I am also fascinated by the thought of biomechanical or chemical computing.
 
It's interesting how bio computing could get to a point where it is as controversial as animal or stem cell research.

Certain the best way to simulate a brain is just to take a brain in the first place.
And some research goes along these lines. There is work taking rat brains and feeding them signals, others are achieving basic arithmetic using extracted slug neurons, others have robots connected up to the pheromone sensors of a moth.


I read a paper which stated that if you really want a humanoid worker with the looks and capabilities of a human by far the easiest path is to genetically engineer a human child and graft on wireless interface hardware so you can effectively remote control the human. Ethics aside...

In the 1960s the CIA had project that messed around with the brains of cats and inserted various hardware that made the cat a remote control surveillance robot.

There is a certain merit in exploiting and reusing what nature has evolved rather than trying to engineer millions of years of evolution from scratch.
 
Certain the best way to simulate a brain is just to take a brain in the first place. And some research goes along these lines.

I read a paper which stated that if you really want a humanoid worker with the looks and capabilities of a human by far the easiest path is to genetically engineer a human child and graft on wireless interface hardware so you can effectively remote control the human.

There is a certain merit in exploiting and reusing what nature has evolved rather than trying to engineer millions of years of evolution from scratch.

I once read a sci-fi short story (I cannot recall the title or author) about humans being assessed for capabilities at about age 12 and then basically being programmed for one task (the one task they were best suited for) at age 16-18.

The story centred on a person who could not be pigeon-holed and programmed, which effectively made him an outcast, although it turned out that those capable of creative and original thinking were those very same outcasts.
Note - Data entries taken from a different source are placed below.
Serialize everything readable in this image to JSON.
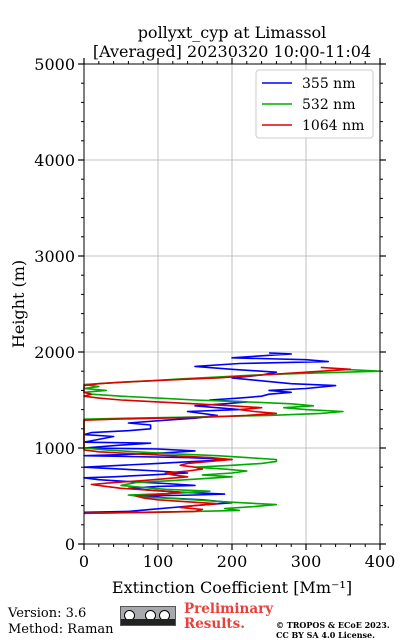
{
  "chart_data": {
    "type": "line",
    "title": "pollyxt_cyp at Limassol",
    "subtitle": "[Averaged] 20230320 10:00-11:04",
    "xlabel": "Extinction Coefficient [Mm⁻¹]",
    "ylabel": "Height (m)",
    "xlim": [
      0,
      400
    ],
    "ylim": [
      0,
      5000
    ],
    "xticks": [
      "0",
      "100",
      "200",
      "300",
      "400"
    ],
    "yticks": [
      "0",
      "1000",
      "2000",
      "3000",
      "4000",
      "5000"
    ],
    "grid": true,
    "legend_position": "top-right",
    "series": [
      {
        "name": "355 nm",
        "color": "#0000ff",
        "points": [
          [
            0,
            330
          ],
          [
            60,
            340
          ],
          [
            90,
            360
          ],
          [
            120,
            380
          ],
          [
            150,
            400
          ],
          [
            200,
            430
          ],
          [
            160,
            460
          ],
          [
            110,
            480
          ],
          [
            80,
            500
          ],
          [
            150,
            510
          ],
          [
            190,
            520
          ],
          [
            130,
            540
          ],
          [
            90,
            560
          ],
          [
            60,
            580
          ],
          [
            100,
            600
          ],
          [
            150,
            610
          ],
          [
            110,
            630
          ],
          [
            60,
            650
          ],
          [
            20,
            670
          ],
          [
            0,
            690
          ],
          [
            40,
            700
          ],
          [
            90,
            720
          ],
          [
            140,
            740
          ],
          [
            100,
            760
          ],
          [
            50,
            780
          ],
          [
            0,
            800
          ],
          [
            50,
            820
          ],
          [
            100,
            840
          ],
          [
            150,
            860
          ],
          [
            200,
            880
          ],
          [
            140,
            900
          ],
          [
            0,
            920
          ],
          [
            50,
            930
          ],
          [
            110,
            950
          ],
          [
            150,
            970
          ],
          [
            100,
            990
          ],
          [
            0,
            1000
          ],
          [
            50,
            1030
          ],
          [
            90,
            1050
          ],
          [
            0,
            1060
          ],
          [
            20,
            1090
          ],
          [
            40,
            1120
          ],
          [
            0,
            1140
          ],
          [
            10,
            1160
          ],
          [
            60,
            1180
          ],
          [
            90,
            1200
          ],
          [
            90,
            1240
          ],
          [
            60,
            1260
          ],
          [
            110,
            1290
          ],
          [
            150,
            1310
          ],
          [
            180,
            1340
          ],
          [
            140,
            1380
          ],
          [
            210,
            1400
          ],
          [
            180,
            1420
          ],
          [
            150,
            1440
          ],
          [
            190,
            1460
          ],
          [
            220,
            1480
          ],
          [
            170,
            1500
          ],
          [
            210,
            1520
          ],
          [
            240,
            1540
          ],
          [
            250,
            1560
          ],
          [
            280,
            1580
          ],
          [
            250,
            1600
          ],
          [
            300,
            1620
          ],
          [
            340,
            1650
          ],
          [
            280,
            1670
          ],
          [
            240,
            1700
          ],
          [
            200,
            1730
          ],
          [
            240,
            1760
          ],
          [
            260,
            1790
          ],
          [
            200,
            1820
          ],
          [
            150,
            1850
          ],
          [
            210,
            1880
          ],
          [
            330,
            1900
          ],
          [
            300,
            1920
          ],
          [
            200,
            1940
          ],
          [
            240,
            1960
          ],
          [
            280,
            1980
          ],
          [
            250,
            1990
          ]
        ]
      },
      {
        "name": "532 nm",
        "color": "#00aa00",
        "points": [
          [
            0,
            320
          ],
          [
            100,
            330
          ],
          [
            150,
            340
          ],
          [
            210,
            350
          ],
          [
            190,
            370
          ],
          [
            230,
            390
          ],
          [
            260,
            410
          ],
          [
            190,
            440
          ],
          [
            130,
            470
          ],
          [
            80,
            490
          ],
          [
            60,
            510
          ],
          [
            130,
            530
          ],
          [
            170,
            550
          ],
          [
            110,
            570
          ],
          [
            80,
            590
          ],
          [
            50,
            610
          ],
          [
            70,
            640
          ],
          [
            120,
            660
          ],
          [
            160,
            680
          ],
          [
            200,
            700
          ],
          [
            160,
            720
          ],
          [
            200,
            740
          ],
          [
            220,
            760
          ],
          [
            190,
            780
          ],
          [
            150,
            800
          ],
          [
            200,
            820
          ],
          [
            240,
            840
          ],
          [
            260,
            860
          ],
          [
            260,
            880
          ],
          [
            220,
            900
          ],
          [
            180,
            920
          ],
          [
            120,
            940
          ],
          [
            70,
            960
          ],
          [
            30,
            980
          ],
          [
            0,
            1000
          ],
          [
            0,
            1100
          ],
          [
            0,
            1200
          ],
          [
            0,
            1300
          ],
          [
            60,
            1310
          ],
          [
            130,
            1320
          ],
          [
            190,
            1330
          ],
          [
            250,
            1340
          ],
          [
            320,
            1360
          ],
          [
            350,
            1380
          ],
          [
            300,
            1400
          ],
          [
            270,
            1420
          ],
          [
            310,
            1440
          ],
          [
            280,
            1460
          ],
          [
            220,
            1480
          ],
          [
            150,
            1500
          ],
          [
            100,
            1520
          ],
          [
            50,
            1540
          ],
          [
            10,
            1560
          ],
          [
            0,
            1580
          ],
          [
            30,
            1600
          ],
          [
            0,
            1620
          ],
          [
            20,
            1640
          ],
          [
            0,
            1660
          ],
          [
            40,
            1680
          ],
          [
            90,
            1700
          ],
          [
            130,
            1720
          ],
          [
            180,
            1740
          ],
          [
            230,
            1760
          ],
          [
            310,
            1780
          ],
          [
            400,
            1800
          ],
          [
            350,
            1820
          ]
        ]
      },
      {
        "name": "1064 nm",
        "color": "#dd0000",
        "points": [
          [
            0,
            320
          ],
          [
            80,
            330
          ],
          [
            150,
            340
          ],
          [
            160,
            360
          ],
          [
            130,
            380
          ],
          [
            150,
            400
          ],
          [
            180,
            420
          ],
          [
            140,
            440
          ],
          [
            100,
            460
          ],
          [
            80,
            480
          ],
          [
            70,
            500
          ],
          [
            110,
            520
          ],
          [
            130,
            540
          ],
          [
            90,
            560
          ],
          [
            50,
            580
          ],
          [
            30,
            600
          ],
          [
            10,
            620
          ],
          [
            40,
            640
          ],
          [
            80,
            660
          ],
          [
            110,
            680
          ],
          [
            140,
            700
          ],
          [
            120,
            720
          ],
          [
            110,
            740
          ],
          [
            140,
            760
          ],
          [
            160,
            780
          ],
          [
            150,
            800
          ],
          [
            130,
            820
          ],
          [
            140,
            840
          ],
          [
            170,
            860
          ],
          [
            200,
            880
          ],
          [
            170,
            900
          ],
          [
            120,
            920
          ],
          [
            70,
            940
          ],
          [
            20,
            960
          ],
          [
            0,
            980
          ],
          [
            0,
            1100
          ],
          [
            0,
            1200
          ],
          [
            0,
            1290
          ],
          [
            40,
            1300
          ],
          [
            100,
            1310
          ],
          [
            160,
            1320
          ],
          [
            220,
            1340
          ],
          [
            260,
            1360
          ],
          [
            230,
            1380
          ],
          [
            210,
            1400
          ],
          [
            240,
            1420
          ],
          [
            200,
            1440
          ],
          [
            150,
            1460
          ],
          [
            100,
            1480
          ],
          [
            50,
            1500
          ],
          [
            20,
            1520
          ],
          [
            0,
            1540
          ],
          [
            10,
            1560
          ],
          [
            0,
            1580
          ],
          [
            0,
            1620
          ],
          [
            0,
            1650
          ],
          [
            20,
            1670
          ],
          [
            60,
            1690
          ],
          [
            120,
            1710
          ],
          [
            180,
            1730
          ],
          [
            240,
            1760
          ],
          [
            300,
            1790
          ],
          [
            360,
            1820
          ],
          [
            320,
            1840
          ]
        ]
      }
    ]
  },
  "footer": {
    "version": "Version: 3.6",
    "method": "Method: Raman",
    "preliminary": [
      "Preliminary",
      "Results."
    ],
    "copyright": [
      "© TROPOS & ECoE 2023.",
      "CC BY SA 4.0 License."
    ]
  }
}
They needed to learn that for themselves though, as it couldn't be programmed, or taught.
 
I think within the next 20 years, we may have 'virtual' intelligence - something that appears to be an AI, but is still limited by what data is originally programmed in to it. IMHO, when people refer to an 'AI' (for example, a game 'AI') they are really talking about a 'VI' instead.

On the other hand, creating a 'true' AI will take longer due to the need for a programme that can adapt on the fly, and is capable of learning and making intelligent decisions. Maybe by this time, we have optical computing/biological computing or even quantum computers. I'd imagine this on the time scale of 50-80 years from now.